Smash, Menier Chocolate Factory, London
Tuesday 05 April 2011
In these days of non-stop cross-disciplinary adaptation, here's a genuine first: a stage play about the making of a flop musical based on a television drama that is actually a coded analysis of the flop musical's creative team – who are producing another musical altogether in the current performance without songs.
Smash! is interesting on three counts: it's the late, great Jack Rosenthal's only stage play – it premiered at Watford in 1981, starring his wife Maureen Lipman, but never reached the West End; it pairs the ever urbane and distinctive Tom Conti as a thickly accented Jewish producer with dapper Richard Schiff, aka Toby Ziegler of The West Wing, as a big-time Broadway composer; and it breathes fairly funny new life into that old dinosaur of "putting on a show".
So, from moment to moment, it's reasonably diverting. But Tamara Harvey's production does little to flesh out thinly written characters or sort out the structural shabbiness of a script (with additional material by Rosenthal's daughter, Amy) that hobbles awkwardly between hotel bedrooms in New York, Manchester and London.
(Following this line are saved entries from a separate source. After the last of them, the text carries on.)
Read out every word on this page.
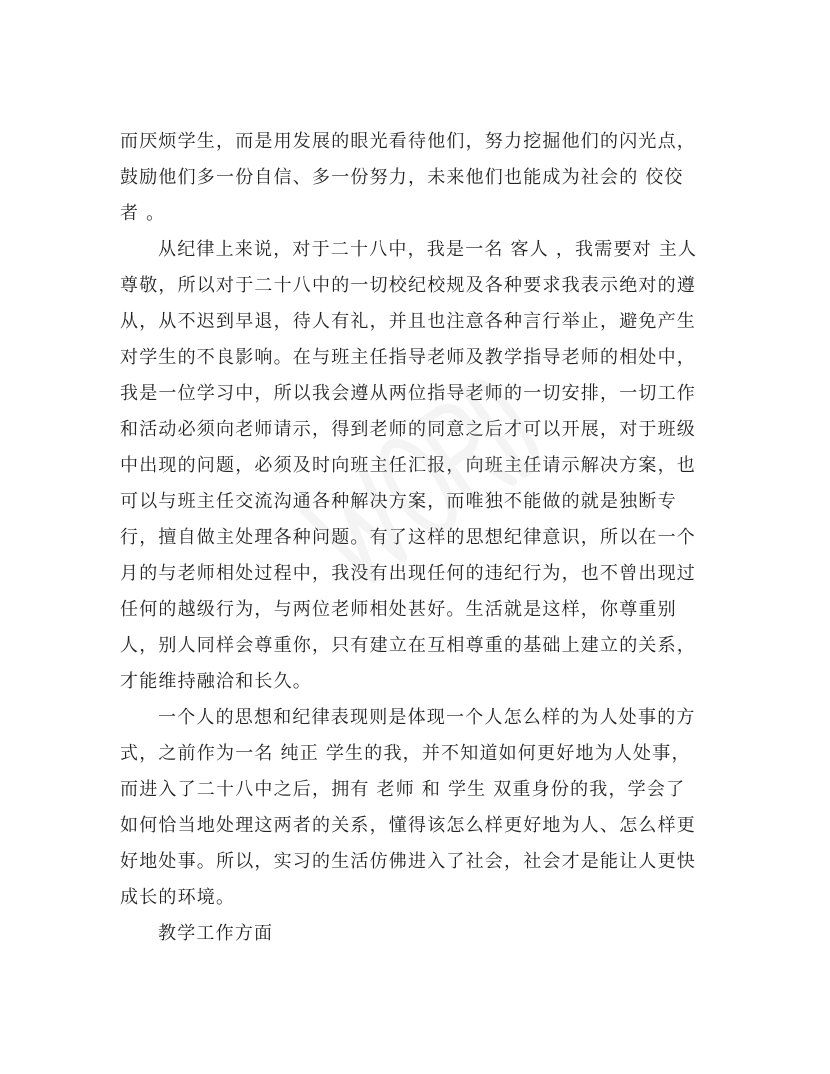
而厌烦学生，而是用发展的眼光看待他们，努力挖掘他们的闪光点，
鼓励他们多一份自信、多一份努力，未来他们也能成为社会的 佼佼
者 。
从纪律上来说，对于二十八中，我是一名 客人 ，我需要对 主人
尊敬，所以对于二十八中的一切校纪校规及各种要求我表示绝对的遵
从，从不迟到早退，待人有礼，并且也注意各种言行举止，避免产生
对学生的不良影响。在与班主任指导老师及教学指导老师的相处中，
我是一位学习中，所以我会遵从两位指导老师的一切安排，一切工作
和活动必须向老师请示，得到老师的同意之后才可以开展，对于班级
中出现的问题，必须及时向班主任汇报，向班主任请示解决方案，也
可以与班主任交流沟通各种解决方案，而唯独不能做的就是独断专
行，擅自做主处理各种问题。有了这样的思想纪律意识，所以在一个
月的与老师相处过程中，我没有出现任何的违纪行为，也不曾出现过
任何的越级行为，与两位老师相处甚好。生活就是这样，你尊重别
人，别人同样会尊重你，只有建立在互相尊重的基础上建立的关系，
才能维持融洽和长久。
一个人的思想和纪律表现则是体现一个人怎么样的为人处事的方
式，之前作为一名 纯正 学生的我，并不知道如何更好地为人处事，
而进入了二十八中之后，拥有 老师 和 学生 双重身份的我，学会了
如何恰当地处理这两者的关系，懂得该怎么样更好地为人、怎么样更
好地处事。所以，实习的生活仿佛进入了社会，社会才是能让人更快
成长的环境。
教学工作方面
The whole thing is a good-humoured exercise in bitterness recollected in tranquillity. Rosenthal's television play Bar Mitzvah Boy was re-written as a 1978 flop musical of the same name with music by Jule Styne (who wrote Gypsy and Funny Girl) and lyrics by Don Black.
Conti plays a copy of Bar Miztvah Boy's producer, Peter Witt, a successful agent who made up for his lack of theatrical nous with old school charm. Conti does all this with a patient shrug and an affable twinkle. He's far less annoying these days, and no longer keeps running his right hand through his luxuriant (now greying) mane.
But there's something forced about the crisis surrounding the new show, as if the characters are playing dumb to create it. Natalie Walter, for instance, as Liz, the novelist from Wimbledon whose script is a stumbling block for the composer on principle (he's never heard of her, he's written 28 Broadway shows etc), is strangely unconvincing as a lost soul.